Chief among them was longtime Sports Editor Ralph Anderson.
Ralph was just such an exceptional, iconic fella,” he said. “He was a historian of sports, and also most other things about Detroit Lakes. But he was also, he had a real sense of what community sports journalism was all about, and he practiced it daily, and religiously, for that matter. He was also quite a participant in the programs, and the coaches relied on him heavily in many, many aspects.”
In his quiet, respectful, hard-working way, Anderson made such an impact on the community that the high school gymnasium was named after him.
When Anderson retired, his goodbye ceremony filled the Detroit Lakes Pavilion. And the publisher had to go about the tricky business of finding a replacement for a legend.
“I was very cautious of who (I hired),” Winskowski said. “I knew it was going to be tough for the person who took over from Ralph.”
But Brian Wierima wasn’t intimidated.
“I remember Brian Wierima when he came into the newspaper,” Winskowski said. “Ralph was not going to be an easy person to replace, no matter who came in, and you know, the gymnasium was named after him, so Brian walked into the gym for the first time, I would think, and saw it was Ralph Anderson Gymnasium, and thought, ‘Oh my God, what am I thinking here?’ and ‘What am I doing here?’
But Wierima, Winskowski said, “did a fabulous job. He fit into the community. He, too, understood exactly what sports in this community was all about.”
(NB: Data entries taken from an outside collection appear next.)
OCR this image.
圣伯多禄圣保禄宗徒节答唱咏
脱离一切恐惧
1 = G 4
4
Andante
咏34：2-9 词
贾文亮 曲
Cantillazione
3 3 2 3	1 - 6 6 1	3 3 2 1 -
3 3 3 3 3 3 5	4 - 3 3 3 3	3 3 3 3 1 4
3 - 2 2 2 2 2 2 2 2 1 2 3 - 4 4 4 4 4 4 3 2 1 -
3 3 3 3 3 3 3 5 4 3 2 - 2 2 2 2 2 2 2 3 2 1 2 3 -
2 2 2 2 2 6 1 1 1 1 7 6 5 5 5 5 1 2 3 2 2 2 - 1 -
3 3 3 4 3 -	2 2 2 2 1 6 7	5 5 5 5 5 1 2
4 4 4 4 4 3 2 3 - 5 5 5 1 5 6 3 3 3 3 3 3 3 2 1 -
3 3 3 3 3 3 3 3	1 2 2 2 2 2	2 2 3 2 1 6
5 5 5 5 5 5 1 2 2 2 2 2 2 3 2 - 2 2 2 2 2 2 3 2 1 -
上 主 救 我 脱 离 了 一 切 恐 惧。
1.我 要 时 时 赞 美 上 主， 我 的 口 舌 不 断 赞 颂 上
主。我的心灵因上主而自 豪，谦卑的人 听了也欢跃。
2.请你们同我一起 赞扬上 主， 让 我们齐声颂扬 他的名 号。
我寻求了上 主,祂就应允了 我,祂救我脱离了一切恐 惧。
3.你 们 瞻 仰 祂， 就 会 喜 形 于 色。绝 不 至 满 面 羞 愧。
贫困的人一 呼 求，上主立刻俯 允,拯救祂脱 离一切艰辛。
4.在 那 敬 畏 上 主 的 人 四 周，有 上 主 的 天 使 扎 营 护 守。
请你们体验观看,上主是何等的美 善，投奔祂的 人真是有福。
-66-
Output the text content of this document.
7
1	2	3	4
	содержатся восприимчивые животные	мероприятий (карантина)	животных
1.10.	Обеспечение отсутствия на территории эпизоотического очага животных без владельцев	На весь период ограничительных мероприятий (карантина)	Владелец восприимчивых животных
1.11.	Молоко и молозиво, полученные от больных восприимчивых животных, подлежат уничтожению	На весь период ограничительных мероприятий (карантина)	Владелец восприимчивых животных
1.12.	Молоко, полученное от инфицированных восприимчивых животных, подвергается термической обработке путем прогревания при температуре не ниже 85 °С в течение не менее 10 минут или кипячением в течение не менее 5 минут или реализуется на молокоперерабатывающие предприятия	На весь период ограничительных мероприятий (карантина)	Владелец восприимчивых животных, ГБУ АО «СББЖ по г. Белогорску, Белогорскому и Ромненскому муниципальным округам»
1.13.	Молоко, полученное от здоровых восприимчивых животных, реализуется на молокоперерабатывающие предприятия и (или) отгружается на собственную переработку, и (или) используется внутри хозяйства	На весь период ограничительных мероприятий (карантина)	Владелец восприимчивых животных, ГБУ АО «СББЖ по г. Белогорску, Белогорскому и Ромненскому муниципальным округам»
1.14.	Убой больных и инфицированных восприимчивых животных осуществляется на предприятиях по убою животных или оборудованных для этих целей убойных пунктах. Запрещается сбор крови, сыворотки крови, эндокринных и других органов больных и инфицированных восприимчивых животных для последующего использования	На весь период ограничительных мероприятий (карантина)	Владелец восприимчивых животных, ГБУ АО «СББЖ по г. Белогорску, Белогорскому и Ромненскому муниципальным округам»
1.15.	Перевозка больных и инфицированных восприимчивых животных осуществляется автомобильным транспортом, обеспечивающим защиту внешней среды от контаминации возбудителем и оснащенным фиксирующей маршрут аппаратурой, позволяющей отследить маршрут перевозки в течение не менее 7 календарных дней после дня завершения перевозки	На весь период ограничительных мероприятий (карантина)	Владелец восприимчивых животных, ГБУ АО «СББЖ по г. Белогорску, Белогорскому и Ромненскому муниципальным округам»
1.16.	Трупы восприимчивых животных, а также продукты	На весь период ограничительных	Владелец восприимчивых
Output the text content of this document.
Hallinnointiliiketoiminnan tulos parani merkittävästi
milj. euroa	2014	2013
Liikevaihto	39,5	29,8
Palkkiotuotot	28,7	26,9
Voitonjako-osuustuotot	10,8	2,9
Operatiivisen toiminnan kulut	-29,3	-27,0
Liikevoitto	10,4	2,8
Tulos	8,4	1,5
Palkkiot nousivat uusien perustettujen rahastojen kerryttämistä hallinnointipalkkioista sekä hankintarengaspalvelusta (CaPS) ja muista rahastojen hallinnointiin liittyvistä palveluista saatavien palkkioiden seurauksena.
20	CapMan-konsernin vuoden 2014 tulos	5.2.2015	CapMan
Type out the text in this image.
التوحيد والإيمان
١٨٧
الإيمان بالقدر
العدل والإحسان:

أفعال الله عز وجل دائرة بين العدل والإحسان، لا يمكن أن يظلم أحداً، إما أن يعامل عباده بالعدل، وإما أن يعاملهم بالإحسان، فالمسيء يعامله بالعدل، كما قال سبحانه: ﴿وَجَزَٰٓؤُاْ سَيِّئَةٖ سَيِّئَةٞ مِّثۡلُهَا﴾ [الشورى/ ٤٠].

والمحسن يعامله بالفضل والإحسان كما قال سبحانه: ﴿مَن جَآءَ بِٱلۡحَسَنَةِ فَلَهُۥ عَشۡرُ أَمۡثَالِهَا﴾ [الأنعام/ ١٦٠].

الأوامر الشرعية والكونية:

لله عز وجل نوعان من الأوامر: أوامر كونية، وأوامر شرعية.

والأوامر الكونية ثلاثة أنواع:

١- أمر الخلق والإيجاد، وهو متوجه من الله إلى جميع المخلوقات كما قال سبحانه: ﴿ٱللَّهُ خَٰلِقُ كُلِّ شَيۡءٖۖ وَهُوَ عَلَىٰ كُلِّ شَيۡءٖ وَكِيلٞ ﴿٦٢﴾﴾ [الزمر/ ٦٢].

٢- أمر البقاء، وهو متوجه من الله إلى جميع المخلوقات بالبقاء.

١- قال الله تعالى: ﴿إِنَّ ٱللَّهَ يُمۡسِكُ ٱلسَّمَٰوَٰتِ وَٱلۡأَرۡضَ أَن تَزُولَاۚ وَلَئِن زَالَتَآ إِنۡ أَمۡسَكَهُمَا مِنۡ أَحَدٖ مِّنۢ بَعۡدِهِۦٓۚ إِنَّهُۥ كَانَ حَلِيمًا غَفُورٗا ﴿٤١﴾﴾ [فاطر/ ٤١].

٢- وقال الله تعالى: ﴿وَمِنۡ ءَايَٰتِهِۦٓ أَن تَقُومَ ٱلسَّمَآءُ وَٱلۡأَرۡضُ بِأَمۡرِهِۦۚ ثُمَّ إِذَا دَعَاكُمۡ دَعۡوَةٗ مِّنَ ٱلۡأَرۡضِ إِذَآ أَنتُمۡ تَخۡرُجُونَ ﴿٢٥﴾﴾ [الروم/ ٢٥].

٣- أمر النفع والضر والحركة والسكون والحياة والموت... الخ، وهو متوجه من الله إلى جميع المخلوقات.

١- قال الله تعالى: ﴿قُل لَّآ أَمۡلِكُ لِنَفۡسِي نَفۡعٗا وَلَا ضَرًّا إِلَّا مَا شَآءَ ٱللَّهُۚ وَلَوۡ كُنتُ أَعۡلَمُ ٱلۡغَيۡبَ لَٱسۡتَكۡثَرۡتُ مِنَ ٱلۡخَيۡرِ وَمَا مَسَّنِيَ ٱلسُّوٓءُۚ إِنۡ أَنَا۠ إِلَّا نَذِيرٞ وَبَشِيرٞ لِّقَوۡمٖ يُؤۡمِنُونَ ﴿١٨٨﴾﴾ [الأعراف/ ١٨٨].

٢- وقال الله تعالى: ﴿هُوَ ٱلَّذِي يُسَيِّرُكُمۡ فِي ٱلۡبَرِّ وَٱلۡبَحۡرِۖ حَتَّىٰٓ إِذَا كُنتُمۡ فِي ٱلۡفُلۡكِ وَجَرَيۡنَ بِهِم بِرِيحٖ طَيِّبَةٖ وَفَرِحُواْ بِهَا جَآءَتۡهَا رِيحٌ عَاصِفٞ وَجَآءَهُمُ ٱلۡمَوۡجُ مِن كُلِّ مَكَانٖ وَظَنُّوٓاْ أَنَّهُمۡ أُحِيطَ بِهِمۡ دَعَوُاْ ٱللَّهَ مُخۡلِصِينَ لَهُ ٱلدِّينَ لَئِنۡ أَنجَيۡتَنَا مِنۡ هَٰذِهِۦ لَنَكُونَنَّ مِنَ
Former Editor Jamie Marks also left her mark on the community.
“Also a great journalist," Winskowski recalled. "Jamie had a commitment, and she is still involved in the community there. She was an import who became a lifer in Detroit Lakes, and we were lucky to have her at the newspaper for 10 or so years.”
There are few photographers that I’ve ever seen in the newspaper business that were any better, if any.
Also remembered well is photographer Brian Basham: “There are few photographers that I’ve ever seen in the newspaper business that were any better, if any," said Winskowski. "He brought outstanding photos to the community on a weekly basis.”
In the newspaper’s production department, he added, “Sara Leitheiser was such a committed and talented person that still is working for Forum today, and Bob Jensen and his leadership — he was the glue that kept it all together and he made sure things got done on time.”
Jensen is retired now but still makes occasional appearances at the newspaper office, usually in the wee early hours to have his morning cup of coffee.
Editor's Note: This story is part of our special Tribune Sesquicentennial coverage, in honor of the Detroit Lakes Tribune's 150th anniversary on May 18, 2022.